Y, mucho menos, puede ocultar la Iglesia el tesoro de salvación y de nueva humanidad que posee en el Sacramento de la Eucaristía a los hombres de su tiempo: hoy, a nosotros, a la sociedad y al pueblo de Madrid. Sería imperdonable, precisamente en unas circunstancias históricas en las que el paso de las fuerzas del odio y de la muerte por nuestra ciudad ha sido de tan densas y trágicas consecuencias y tan terriblemente visible y palpable el pasado 11 de marzo. Nos urge mostrar y testimoniar con palabras, celebración litúrgica y obras de amor misericordioso cómo en el Sacramento de la Eucaristía “Dios está aquí” de un modo universal y público y a la vez extraordinariamente íntimo y personal; como “el paso” de su Hijo por esta tierra e historia del hombre haciéndose hombre y asumiendo nuestra suerte hasta la muerte y una muerte de Cruz por nosotros y nuestra salvación -“paso” de amor infinitamente misericordioso ¡la nueva y eterna Pascua!- sigue presente y operante a través de su Iglesia en el corazón de las personas y en el destino de la humanidad. Cristo no se ha retirado, ni huido del lugar del hombre: de su espacio y tiempo en el mundo. La bendición de aquel sacerdote misterioso del Dios altísimo, Melquisedec, sobre Abran, nacida de la entraña de los designios de liberación, de vida y de paz que Yahvé cobijaba para el futuro del hombre, ha quedado asegurada y cumplida sobreabundantemente por los bienes de comunión material y espiritual que contiene la Eucaristía, por el sumo y eterno Sacerdocio de Jesucristo: sacerdote, víctima y altar para toda la eternidad.

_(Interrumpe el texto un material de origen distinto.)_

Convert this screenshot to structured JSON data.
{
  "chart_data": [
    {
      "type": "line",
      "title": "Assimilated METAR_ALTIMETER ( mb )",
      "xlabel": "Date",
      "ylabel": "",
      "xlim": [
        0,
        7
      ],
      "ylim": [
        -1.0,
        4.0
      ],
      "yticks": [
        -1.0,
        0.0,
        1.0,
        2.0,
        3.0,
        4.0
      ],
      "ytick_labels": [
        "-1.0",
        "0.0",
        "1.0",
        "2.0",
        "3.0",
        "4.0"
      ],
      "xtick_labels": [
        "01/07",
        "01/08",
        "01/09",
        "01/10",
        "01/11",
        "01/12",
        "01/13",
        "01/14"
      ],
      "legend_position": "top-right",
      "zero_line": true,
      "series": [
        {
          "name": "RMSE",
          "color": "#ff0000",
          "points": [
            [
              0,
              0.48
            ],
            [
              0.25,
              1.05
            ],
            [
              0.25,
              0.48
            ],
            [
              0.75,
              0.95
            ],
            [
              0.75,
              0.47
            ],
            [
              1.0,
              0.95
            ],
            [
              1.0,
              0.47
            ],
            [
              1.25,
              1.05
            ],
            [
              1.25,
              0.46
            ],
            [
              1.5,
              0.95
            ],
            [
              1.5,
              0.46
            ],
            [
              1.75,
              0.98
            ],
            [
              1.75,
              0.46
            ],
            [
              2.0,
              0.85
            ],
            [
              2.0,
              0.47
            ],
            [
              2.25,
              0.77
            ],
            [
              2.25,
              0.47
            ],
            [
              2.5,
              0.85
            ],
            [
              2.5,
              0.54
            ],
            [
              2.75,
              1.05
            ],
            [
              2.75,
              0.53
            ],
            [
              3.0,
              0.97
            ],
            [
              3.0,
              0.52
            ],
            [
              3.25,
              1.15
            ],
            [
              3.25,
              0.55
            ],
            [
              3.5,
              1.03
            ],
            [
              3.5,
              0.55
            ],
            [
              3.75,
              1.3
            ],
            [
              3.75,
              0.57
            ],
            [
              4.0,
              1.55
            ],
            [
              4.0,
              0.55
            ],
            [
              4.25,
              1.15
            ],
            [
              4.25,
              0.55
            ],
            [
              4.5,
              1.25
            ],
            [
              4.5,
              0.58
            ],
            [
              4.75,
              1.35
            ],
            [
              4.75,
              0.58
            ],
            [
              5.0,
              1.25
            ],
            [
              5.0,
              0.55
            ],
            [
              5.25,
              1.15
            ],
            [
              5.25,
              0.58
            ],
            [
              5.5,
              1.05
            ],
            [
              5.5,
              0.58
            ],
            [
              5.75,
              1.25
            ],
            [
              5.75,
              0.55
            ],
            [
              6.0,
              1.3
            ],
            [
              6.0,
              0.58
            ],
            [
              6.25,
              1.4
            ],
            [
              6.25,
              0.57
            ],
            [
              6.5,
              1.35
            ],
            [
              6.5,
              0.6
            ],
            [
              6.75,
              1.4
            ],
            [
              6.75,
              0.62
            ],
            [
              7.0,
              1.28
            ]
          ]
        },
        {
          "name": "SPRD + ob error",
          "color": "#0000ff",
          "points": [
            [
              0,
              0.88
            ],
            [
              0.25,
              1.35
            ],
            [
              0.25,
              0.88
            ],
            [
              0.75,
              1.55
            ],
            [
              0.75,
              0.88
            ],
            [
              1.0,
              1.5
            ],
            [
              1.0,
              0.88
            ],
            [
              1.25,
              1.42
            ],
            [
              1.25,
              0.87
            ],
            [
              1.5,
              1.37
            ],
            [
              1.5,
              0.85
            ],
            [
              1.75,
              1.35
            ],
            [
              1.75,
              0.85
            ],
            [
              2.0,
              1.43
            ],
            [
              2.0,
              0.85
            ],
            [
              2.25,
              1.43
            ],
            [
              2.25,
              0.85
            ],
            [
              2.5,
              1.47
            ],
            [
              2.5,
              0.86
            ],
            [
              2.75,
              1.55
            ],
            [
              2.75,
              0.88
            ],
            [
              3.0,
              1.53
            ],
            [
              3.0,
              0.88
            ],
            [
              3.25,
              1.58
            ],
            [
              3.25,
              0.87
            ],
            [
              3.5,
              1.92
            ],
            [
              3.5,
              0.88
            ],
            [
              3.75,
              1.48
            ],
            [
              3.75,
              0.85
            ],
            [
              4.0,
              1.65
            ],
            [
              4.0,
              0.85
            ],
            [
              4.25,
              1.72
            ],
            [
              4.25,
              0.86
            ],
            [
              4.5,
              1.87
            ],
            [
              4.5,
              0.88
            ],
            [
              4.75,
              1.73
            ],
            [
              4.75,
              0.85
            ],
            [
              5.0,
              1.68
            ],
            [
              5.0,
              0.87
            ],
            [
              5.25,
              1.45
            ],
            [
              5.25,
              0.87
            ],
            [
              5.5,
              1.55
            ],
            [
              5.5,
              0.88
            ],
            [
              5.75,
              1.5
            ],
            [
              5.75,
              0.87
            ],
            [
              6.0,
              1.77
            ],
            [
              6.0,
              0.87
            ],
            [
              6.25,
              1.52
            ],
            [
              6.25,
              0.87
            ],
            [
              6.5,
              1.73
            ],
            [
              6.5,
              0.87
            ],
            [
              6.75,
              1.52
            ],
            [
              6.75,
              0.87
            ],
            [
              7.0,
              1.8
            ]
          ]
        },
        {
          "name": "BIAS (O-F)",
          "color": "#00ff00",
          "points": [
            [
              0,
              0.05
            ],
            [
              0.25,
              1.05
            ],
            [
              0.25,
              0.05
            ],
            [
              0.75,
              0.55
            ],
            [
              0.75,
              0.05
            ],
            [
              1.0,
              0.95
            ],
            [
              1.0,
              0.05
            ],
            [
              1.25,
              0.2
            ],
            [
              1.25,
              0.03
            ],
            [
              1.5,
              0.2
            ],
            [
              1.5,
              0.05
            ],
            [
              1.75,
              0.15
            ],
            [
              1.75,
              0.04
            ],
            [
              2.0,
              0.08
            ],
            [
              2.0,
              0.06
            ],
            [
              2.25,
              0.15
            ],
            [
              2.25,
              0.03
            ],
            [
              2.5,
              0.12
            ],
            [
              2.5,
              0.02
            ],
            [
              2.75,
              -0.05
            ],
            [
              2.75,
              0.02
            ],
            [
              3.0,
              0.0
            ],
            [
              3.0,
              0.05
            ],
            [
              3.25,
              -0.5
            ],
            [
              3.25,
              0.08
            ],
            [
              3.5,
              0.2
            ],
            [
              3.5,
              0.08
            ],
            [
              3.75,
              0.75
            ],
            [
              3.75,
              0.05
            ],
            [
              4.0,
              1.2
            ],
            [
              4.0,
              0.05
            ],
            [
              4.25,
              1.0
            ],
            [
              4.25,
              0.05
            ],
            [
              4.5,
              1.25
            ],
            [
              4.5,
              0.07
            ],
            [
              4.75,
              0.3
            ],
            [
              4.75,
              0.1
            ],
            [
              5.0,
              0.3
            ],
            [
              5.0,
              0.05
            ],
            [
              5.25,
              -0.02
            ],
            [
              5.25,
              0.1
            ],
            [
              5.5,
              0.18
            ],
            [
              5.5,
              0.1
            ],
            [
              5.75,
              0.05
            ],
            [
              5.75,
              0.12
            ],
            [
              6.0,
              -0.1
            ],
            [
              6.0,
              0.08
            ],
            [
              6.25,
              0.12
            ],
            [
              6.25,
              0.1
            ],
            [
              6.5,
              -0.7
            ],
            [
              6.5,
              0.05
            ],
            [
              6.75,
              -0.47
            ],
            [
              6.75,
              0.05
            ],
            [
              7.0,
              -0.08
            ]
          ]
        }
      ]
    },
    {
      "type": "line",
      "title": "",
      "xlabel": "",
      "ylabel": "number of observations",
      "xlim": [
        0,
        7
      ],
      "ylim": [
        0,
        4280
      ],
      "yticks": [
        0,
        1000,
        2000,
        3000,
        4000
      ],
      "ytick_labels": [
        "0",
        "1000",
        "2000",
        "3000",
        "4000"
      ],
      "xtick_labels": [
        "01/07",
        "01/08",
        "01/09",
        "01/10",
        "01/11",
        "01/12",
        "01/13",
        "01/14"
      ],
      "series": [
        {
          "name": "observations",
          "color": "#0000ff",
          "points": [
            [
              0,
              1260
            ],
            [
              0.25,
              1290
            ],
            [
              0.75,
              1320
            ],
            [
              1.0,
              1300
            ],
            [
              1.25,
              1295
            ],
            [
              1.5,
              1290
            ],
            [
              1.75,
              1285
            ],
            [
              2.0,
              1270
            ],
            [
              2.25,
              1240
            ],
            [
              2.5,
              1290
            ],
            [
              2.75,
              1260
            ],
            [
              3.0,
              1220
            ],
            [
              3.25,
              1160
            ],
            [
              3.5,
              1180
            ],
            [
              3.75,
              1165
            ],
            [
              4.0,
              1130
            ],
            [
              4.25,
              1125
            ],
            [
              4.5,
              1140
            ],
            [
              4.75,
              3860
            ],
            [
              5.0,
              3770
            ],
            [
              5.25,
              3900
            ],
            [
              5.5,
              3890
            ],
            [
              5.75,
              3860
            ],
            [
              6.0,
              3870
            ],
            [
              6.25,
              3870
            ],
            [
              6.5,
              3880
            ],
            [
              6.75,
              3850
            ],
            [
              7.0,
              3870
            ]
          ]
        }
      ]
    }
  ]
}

Ya es posible y realizable que los hombres, “juntos con Cristo”, construyan una sociedad distinta, una nueva humanidad, tejida visible e invisiblemente con los hilos irrompibles del amor divino. No es utopía, proyecto o programa irrealizable históricamente afirmar y proponerse en la práctica de la vida cristiana una forma de civilización que pueda ser calificada de verdad como “la civilización del amor”.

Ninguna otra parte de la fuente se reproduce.